Democratic presidential candidates have carried Pennsylvania in every election since 1992, taking with them all of the state’s electoral votes. Should Republican lawmakers get their way, that edge could disappear in the 2012 election.
As Nick Baumann of Mother Jones wrote this morning, legislatures get to draw new district maps following each census and. Since Republicans control both chambers of Pennsylvania’s state legislature as well as the governor’s office, they can carve out safe districts for Republican candidates. With more districts leaning red, a GOP presidential nominee would have a better shot at picking up the bulk of the state’s electoral votes.
With the 2012 election looking like it could be a close one, that kind of shift could very well decide the final result.
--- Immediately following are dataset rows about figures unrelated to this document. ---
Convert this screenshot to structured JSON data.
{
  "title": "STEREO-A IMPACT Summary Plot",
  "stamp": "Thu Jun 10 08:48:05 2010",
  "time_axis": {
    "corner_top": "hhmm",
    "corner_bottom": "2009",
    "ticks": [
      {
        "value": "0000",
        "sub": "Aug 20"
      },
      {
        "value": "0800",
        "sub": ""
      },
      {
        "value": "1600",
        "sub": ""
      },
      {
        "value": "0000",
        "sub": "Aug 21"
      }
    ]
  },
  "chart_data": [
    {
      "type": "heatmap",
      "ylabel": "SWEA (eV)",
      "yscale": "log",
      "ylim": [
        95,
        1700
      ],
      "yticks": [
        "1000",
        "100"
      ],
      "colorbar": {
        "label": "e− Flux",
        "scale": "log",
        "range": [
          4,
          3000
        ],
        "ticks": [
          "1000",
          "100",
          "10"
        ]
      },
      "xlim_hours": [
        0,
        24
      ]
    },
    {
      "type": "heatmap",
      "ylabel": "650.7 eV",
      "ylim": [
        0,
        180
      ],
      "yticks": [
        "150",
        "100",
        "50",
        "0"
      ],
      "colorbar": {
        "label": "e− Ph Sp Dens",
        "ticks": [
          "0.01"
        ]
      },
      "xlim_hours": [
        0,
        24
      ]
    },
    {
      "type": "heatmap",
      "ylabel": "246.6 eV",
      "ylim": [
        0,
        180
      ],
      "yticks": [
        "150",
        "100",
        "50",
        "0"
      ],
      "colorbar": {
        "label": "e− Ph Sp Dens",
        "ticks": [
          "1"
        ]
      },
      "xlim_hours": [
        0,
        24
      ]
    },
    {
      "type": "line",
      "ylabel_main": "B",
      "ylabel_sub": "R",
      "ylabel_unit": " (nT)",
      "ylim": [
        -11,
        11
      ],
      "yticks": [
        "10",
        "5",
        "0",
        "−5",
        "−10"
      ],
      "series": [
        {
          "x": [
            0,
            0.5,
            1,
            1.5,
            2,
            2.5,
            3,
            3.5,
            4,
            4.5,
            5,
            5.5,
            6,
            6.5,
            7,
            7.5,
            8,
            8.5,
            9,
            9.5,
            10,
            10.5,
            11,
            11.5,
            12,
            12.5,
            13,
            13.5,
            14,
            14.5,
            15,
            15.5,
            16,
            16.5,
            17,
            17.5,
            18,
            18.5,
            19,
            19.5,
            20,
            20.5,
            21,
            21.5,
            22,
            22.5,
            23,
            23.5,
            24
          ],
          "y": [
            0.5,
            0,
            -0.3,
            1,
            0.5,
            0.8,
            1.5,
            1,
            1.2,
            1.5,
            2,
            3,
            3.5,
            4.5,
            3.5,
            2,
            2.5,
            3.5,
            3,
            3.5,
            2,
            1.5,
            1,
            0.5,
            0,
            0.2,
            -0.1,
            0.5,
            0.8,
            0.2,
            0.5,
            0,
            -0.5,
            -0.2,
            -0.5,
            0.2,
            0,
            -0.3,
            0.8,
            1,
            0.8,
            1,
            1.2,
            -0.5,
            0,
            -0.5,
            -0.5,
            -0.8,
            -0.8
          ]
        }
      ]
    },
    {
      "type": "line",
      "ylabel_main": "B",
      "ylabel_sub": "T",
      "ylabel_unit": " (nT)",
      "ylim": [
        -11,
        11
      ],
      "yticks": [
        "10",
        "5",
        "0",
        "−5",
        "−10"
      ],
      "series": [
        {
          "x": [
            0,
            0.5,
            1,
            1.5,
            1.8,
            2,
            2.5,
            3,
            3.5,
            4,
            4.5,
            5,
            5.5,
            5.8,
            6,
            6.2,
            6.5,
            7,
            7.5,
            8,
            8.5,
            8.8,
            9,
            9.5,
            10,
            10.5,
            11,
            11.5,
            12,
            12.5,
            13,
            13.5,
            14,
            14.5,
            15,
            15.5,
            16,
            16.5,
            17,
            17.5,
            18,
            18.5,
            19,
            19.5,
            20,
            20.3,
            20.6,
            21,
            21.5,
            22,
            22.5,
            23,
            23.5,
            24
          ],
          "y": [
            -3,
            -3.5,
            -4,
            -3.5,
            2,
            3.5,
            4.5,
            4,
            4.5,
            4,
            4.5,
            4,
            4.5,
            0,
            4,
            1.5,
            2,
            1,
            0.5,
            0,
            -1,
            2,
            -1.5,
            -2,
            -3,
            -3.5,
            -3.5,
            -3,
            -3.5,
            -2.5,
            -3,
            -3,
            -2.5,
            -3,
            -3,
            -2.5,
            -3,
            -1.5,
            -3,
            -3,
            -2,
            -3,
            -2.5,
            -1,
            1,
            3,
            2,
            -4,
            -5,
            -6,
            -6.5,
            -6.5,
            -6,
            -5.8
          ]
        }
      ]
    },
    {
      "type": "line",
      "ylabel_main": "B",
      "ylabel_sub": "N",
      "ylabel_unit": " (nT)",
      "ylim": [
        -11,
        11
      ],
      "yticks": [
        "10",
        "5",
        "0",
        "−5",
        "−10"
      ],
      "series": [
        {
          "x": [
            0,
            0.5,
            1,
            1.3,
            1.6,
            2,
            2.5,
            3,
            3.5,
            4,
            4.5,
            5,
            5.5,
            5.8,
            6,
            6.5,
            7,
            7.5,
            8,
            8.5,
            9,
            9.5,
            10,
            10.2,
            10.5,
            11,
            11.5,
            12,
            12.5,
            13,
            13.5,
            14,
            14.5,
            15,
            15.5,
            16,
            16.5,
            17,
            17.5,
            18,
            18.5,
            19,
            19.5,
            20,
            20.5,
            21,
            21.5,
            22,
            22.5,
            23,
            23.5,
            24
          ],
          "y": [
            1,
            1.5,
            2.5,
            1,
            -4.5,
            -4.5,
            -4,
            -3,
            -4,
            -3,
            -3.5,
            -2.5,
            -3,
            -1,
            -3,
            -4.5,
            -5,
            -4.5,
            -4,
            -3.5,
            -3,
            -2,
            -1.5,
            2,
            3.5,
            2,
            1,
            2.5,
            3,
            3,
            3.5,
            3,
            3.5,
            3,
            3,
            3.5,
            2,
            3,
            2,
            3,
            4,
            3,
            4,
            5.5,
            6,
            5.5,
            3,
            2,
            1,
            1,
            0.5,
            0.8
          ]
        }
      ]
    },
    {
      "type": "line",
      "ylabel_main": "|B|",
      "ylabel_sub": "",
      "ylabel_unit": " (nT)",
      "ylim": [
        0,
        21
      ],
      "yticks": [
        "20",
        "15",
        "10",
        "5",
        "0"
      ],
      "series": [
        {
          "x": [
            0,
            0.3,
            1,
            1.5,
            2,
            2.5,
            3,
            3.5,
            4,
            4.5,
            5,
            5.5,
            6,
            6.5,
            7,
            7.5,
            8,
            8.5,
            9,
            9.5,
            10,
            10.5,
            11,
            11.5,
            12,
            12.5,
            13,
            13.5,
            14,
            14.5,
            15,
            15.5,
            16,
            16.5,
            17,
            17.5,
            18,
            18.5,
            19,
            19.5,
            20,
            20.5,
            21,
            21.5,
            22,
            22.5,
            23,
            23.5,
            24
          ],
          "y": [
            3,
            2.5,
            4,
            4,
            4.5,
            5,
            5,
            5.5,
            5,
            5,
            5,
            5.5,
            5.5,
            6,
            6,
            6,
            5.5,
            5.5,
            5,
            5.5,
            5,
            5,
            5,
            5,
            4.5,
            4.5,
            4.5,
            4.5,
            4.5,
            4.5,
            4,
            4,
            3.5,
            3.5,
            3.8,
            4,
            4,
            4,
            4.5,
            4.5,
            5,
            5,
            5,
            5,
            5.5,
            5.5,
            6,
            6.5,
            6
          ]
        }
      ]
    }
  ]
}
As Baumann notes, sneak peeks at Pennsylvania’s proposed new district maps show 12 safe GOP seats to 6 safe seats for Democrats. If Obama carries the state in 2012, as he did in 2008, he could conceivably earn 8 electoral votes — six for each Democratic district and two for winning the state — to the GOP nominee’s 12.
Currently, only Maine and Nebraska split their electors by district. However, due to their smaller size those states have far less clout in the electoral college than Pennsylvania.